- Theatrical release poster
- Directed by: A. R. C. Nair
- Written by: A. R. C. Nair
- Produced by: Nishi Govind
- Starring: Bharath Mukesh Maqbool Salmaan
- Cinematography: Thomas Thankachan
- Edited by: Tiju Kurisinkal
- Music by: Rajesh Mohan
- Production company: InFilm Movie Makers
- Distributed by: InFilm Movie Makers
- Release date: 13 February 2015;
- Country: India
- Language: Malayalam

= 1000 – Oru Note Paranja Katha =

1000 : Oru Note Paranja Katha ( 1000 – Story narrated by rupee note) is a 2015 Indian Malayalam comedy thriller film directed by A. R. C. Nair. The film features Bharath, Mukesh and Maqbool Salmaan in the lead roles along with Leema Babu and Kalaranjini in key supporting roles.
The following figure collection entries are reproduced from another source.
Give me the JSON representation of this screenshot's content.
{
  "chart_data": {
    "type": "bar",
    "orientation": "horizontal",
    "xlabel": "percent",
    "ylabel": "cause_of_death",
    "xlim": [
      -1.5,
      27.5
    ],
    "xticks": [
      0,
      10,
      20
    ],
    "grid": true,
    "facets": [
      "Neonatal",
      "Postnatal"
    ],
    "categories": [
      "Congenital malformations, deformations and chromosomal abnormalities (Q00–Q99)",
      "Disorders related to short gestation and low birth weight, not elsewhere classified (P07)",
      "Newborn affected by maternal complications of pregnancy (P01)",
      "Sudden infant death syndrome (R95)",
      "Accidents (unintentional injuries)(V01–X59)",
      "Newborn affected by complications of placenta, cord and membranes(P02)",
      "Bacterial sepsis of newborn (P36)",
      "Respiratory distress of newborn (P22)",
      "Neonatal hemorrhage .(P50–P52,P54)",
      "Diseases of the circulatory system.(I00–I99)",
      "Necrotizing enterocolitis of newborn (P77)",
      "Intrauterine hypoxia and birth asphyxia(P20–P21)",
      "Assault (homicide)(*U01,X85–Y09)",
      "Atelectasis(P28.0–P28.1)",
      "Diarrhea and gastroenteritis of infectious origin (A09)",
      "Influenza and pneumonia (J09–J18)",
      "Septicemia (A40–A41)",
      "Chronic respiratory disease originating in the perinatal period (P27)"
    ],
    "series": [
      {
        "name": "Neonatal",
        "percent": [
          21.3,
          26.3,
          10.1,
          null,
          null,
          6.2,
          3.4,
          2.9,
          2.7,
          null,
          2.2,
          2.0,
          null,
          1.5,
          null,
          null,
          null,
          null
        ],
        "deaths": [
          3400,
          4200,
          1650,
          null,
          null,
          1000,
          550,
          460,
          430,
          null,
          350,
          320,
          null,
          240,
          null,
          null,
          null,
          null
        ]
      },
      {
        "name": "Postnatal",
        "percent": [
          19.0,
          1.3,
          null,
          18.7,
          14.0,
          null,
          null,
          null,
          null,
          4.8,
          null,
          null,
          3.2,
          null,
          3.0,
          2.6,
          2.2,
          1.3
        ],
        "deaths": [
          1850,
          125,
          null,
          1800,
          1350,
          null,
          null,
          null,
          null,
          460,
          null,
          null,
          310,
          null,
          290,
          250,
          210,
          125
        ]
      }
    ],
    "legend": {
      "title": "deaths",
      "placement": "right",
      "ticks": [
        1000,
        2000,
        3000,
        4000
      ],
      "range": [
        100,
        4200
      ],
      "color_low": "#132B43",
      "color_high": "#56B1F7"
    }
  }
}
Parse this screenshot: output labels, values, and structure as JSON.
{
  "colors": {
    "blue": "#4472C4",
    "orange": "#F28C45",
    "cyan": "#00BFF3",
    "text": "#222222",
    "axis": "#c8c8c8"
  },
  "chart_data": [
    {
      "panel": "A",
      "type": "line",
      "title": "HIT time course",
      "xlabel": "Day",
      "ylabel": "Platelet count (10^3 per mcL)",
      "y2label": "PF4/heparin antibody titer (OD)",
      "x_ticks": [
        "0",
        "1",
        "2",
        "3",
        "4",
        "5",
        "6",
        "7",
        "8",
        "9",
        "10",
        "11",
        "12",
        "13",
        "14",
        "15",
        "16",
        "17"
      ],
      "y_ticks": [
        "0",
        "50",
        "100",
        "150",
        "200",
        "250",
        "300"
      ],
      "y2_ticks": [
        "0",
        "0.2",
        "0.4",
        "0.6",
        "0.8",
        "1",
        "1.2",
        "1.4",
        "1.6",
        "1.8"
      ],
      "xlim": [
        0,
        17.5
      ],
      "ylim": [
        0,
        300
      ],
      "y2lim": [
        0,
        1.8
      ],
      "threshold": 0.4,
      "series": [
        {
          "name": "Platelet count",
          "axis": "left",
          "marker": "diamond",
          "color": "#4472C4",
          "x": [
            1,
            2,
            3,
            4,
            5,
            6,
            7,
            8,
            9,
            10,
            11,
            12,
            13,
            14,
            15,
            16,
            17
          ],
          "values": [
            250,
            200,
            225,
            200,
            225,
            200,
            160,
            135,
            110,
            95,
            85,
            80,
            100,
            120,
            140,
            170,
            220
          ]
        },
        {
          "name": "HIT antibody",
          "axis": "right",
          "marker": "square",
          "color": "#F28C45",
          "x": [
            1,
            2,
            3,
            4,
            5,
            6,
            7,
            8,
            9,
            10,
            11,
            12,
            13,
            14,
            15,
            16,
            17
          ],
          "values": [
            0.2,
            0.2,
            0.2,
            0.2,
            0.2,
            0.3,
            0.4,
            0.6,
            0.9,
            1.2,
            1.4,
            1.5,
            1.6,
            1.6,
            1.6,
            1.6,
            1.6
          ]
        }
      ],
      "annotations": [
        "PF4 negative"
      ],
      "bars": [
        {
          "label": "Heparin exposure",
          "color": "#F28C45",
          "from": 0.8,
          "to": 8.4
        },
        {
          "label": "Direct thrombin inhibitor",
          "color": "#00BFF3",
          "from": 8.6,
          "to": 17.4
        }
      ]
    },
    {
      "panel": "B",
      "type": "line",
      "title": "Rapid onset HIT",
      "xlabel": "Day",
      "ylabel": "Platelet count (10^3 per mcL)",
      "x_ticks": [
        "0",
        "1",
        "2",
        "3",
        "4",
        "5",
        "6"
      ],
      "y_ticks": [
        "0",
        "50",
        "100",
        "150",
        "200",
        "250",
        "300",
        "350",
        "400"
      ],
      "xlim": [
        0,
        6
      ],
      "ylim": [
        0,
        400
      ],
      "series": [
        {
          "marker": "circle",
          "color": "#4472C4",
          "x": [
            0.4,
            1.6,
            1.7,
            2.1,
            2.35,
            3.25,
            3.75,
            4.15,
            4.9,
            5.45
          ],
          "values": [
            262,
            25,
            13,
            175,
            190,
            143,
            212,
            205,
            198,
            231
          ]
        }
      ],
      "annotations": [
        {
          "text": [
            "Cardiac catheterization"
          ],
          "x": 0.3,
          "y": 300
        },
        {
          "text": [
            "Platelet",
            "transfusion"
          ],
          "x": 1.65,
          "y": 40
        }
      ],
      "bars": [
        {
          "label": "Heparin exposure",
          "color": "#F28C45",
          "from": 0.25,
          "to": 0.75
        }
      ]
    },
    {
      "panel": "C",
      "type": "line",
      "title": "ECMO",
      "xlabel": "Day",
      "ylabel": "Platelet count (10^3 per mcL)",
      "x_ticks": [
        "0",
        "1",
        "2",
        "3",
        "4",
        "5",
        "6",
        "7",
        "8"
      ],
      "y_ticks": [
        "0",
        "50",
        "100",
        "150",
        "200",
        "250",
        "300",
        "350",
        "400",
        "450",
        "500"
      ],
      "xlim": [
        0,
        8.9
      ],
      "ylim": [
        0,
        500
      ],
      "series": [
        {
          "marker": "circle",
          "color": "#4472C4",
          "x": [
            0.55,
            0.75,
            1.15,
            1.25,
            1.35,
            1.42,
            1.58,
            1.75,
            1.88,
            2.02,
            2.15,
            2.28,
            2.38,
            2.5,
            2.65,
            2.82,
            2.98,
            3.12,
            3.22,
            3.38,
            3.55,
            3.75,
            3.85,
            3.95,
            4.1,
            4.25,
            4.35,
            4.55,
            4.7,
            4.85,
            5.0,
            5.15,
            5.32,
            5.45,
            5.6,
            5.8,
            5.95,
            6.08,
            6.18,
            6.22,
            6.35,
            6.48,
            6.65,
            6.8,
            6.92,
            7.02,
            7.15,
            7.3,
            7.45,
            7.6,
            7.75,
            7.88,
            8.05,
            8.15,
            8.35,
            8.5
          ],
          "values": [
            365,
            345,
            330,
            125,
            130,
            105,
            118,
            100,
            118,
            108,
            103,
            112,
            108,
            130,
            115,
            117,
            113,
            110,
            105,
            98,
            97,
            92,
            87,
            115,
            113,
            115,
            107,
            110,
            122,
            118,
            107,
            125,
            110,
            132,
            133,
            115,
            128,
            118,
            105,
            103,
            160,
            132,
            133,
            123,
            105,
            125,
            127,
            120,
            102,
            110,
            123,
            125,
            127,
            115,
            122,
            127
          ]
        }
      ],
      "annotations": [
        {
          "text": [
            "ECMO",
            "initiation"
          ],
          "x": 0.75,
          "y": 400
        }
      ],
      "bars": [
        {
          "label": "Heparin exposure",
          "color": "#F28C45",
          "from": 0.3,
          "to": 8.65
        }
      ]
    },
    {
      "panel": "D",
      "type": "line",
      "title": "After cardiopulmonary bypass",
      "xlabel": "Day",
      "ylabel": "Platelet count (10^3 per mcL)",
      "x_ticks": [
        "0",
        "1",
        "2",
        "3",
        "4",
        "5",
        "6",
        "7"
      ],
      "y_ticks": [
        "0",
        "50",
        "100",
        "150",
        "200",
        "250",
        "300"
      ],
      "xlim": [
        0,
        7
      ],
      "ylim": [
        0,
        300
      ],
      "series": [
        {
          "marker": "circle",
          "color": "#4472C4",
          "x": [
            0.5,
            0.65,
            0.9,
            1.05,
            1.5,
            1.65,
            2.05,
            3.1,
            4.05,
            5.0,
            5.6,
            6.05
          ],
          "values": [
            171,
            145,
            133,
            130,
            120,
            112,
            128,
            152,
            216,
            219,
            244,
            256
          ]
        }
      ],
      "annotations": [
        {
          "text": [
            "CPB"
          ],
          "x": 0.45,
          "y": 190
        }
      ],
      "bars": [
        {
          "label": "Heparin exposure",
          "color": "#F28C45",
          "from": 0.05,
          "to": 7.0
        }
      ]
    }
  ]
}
The film was released worldwide on 13 February 2015.

== Plot ==
The film follows the journey of a 1000 rupee note after autistic 26 year old Jikku Mon loses it after he receives it from his father.

== Production ==
Meenakshi made her debut through this film.

== Soundtrack ==
The music for the film is composed by Rajesh Mohan.

Track listing
| No. | Title | Singer(s) | Length |
|---|---|---|---|
| 1. | "Panamorunaal" | Rajesh Mohan |  |
| 2. | "Pakalin Poomala Mele" | P. Jayachandran |  |

==Reception==
The Times of India gave the film a negative review stating "one joke after another falls flat and the movie becomes far from enjoyable and is at best a timid effort to entertain the audience".